Liputan6.com, Jakarta - Dana Moneter Internasional atau International Monetary Fund (IMF) mendorong Bank Indonesia (BI) untuk membatasi pembelian obligasi atau Surat Berharga Negara (SBN) di pasar perdana pada 2022.
IMF juga menyarankan Bank Indonesia untuk memberi fleksibilitas lebih besar pada nilai tukar rupiah. Hal ini dijalankan guna menghadapi situasi ekonomi yang terkena dampak negatif dari pengetatan kebijakan moneter global.
"Tim IMF mendukung komitmen pihak otoritas keluar dari pembelian obligasi untuk bantu pembiayaan anggaran pada akhir 2022. Kita merekomendasikan untuk membatasi pembelian (obligasi) lebih lanjut di pasar perdana di bawah mekanisme pasar tahun ini," ujar Indonesia Mission Chief IMF Cheng Hoon Lim dikutip dari CNA, Kamis (27/1/2022).
Advertisement
Lim memandang, Indonesia saat ini berada dalam posisi baik untuk menormalisasi kebijakan.
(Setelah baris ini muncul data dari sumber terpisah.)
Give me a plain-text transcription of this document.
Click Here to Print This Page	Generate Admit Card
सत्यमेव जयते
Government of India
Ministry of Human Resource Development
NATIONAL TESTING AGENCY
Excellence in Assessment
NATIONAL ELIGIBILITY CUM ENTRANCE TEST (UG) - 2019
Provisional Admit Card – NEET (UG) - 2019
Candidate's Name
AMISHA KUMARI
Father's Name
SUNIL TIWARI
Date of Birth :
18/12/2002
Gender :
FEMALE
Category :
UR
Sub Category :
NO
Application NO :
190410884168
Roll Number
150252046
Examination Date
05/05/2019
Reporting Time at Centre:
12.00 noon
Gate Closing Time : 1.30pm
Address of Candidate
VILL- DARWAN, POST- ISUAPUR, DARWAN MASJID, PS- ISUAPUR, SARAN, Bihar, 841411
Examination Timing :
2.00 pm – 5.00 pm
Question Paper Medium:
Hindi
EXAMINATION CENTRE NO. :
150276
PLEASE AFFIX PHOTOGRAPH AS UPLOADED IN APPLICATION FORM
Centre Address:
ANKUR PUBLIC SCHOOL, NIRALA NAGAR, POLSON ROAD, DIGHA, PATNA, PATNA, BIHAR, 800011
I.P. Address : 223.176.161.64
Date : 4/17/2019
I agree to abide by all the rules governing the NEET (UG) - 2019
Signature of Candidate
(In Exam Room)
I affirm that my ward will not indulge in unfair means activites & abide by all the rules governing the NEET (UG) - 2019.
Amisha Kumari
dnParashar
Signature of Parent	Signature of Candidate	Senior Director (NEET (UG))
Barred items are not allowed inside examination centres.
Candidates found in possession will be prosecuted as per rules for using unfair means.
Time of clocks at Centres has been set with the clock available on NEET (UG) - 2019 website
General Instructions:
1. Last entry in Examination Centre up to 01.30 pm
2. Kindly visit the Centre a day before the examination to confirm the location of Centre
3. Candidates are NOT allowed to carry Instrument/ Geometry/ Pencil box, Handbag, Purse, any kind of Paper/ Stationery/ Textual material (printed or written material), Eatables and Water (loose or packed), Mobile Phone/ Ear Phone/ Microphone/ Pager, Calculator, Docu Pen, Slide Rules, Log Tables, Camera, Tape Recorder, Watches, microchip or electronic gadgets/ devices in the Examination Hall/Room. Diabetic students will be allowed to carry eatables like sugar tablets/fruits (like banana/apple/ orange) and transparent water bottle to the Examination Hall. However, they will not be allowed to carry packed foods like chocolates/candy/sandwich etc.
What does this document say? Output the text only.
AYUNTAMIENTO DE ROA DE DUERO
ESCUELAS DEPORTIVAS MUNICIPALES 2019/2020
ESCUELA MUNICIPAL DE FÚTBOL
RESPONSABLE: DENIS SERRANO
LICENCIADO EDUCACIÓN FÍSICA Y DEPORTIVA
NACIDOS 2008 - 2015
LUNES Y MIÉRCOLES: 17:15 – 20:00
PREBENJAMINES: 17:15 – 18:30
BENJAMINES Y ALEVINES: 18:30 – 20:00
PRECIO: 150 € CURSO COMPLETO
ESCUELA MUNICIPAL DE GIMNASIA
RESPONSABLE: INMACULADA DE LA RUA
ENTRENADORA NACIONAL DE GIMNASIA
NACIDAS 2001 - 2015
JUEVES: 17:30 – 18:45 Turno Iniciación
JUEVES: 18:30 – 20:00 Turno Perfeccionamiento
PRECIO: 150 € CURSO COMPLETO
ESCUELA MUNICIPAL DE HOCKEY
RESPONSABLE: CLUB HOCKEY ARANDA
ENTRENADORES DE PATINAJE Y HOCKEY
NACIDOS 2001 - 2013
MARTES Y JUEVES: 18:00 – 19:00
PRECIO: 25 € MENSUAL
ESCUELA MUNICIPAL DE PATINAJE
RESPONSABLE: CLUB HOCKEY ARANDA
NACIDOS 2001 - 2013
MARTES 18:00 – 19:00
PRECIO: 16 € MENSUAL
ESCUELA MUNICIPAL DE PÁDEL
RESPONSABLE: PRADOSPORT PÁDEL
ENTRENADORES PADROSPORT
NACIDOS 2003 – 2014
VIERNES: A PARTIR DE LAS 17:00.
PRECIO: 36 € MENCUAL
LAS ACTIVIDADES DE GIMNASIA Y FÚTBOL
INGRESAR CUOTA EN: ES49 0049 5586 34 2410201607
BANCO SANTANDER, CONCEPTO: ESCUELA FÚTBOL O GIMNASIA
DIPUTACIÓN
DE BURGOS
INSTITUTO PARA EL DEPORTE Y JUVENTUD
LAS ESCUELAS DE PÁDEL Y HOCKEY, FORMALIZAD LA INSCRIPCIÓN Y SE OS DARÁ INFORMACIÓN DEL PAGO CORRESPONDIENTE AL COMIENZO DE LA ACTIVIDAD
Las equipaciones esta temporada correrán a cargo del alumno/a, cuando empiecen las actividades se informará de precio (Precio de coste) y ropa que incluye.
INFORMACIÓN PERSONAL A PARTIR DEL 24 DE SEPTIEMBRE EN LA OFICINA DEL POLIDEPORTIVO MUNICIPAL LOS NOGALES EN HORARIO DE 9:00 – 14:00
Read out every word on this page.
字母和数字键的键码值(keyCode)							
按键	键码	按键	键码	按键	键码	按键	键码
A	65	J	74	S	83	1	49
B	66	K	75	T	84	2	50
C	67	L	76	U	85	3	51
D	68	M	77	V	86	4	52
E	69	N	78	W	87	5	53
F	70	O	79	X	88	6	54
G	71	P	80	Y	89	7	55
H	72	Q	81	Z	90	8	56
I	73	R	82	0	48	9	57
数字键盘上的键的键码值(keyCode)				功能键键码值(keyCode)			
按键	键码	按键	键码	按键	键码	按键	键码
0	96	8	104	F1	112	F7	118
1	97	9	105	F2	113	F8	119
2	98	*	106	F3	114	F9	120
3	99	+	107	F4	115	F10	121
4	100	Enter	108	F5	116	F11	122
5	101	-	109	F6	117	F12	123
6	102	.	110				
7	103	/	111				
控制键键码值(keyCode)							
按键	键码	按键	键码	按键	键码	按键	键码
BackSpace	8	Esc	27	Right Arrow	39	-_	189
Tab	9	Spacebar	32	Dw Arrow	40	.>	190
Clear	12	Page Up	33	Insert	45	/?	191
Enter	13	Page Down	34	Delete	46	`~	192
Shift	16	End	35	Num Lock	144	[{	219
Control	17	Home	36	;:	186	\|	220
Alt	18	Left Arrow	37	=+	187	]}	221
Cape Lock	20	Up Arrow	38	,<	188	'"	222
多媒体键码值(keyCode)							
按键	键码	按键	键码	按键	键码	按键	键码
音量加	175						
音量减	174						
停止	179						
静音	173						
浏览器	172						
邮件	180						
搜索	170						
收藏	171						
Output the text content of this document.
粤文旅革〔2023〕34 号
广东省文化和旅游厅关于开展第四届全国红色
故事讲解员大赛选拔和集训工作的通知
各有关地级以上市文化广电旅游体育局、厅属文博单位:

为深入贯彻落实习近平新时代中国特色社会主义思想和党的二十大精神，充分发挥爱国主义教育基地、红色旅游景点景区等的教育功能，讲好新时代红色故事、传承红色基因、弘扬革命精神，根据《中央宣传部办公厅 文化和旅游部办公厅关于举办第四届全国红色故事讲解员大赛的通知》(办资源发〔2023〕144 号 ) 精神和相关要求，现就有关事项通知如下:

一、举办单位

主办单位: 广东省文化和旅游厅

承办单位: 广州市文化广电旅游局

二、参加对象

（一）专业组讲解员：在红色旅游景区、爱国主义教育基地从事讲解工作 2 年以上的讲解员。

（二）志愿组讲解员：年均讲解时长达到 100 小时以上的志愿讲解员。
Kemudian, penyerapan likuiditas BI juga bakal bantu mengantisipasi pengetatan moneter yang tengah dipersiapkan bank sentral Amerika Serikat (AS) atau The Federal Reserve (The Fed).
"Saat The Fed melakukan pengetatan, kami tidak bisa mengantisipasi kebutuhan capital outflow yang signifikan karena penguatan transaksi berjalan. Sehingga kami mengharapkan penyesuaian yang teratur dalam kebijakan moneter BI," pintanya.
"Dalam hal capital outflow, BI juga harus menjaga ruang kebijakan moneternya dengan membiarkan rupiah yang pastinya terkena guncangan di awal, kata Lim.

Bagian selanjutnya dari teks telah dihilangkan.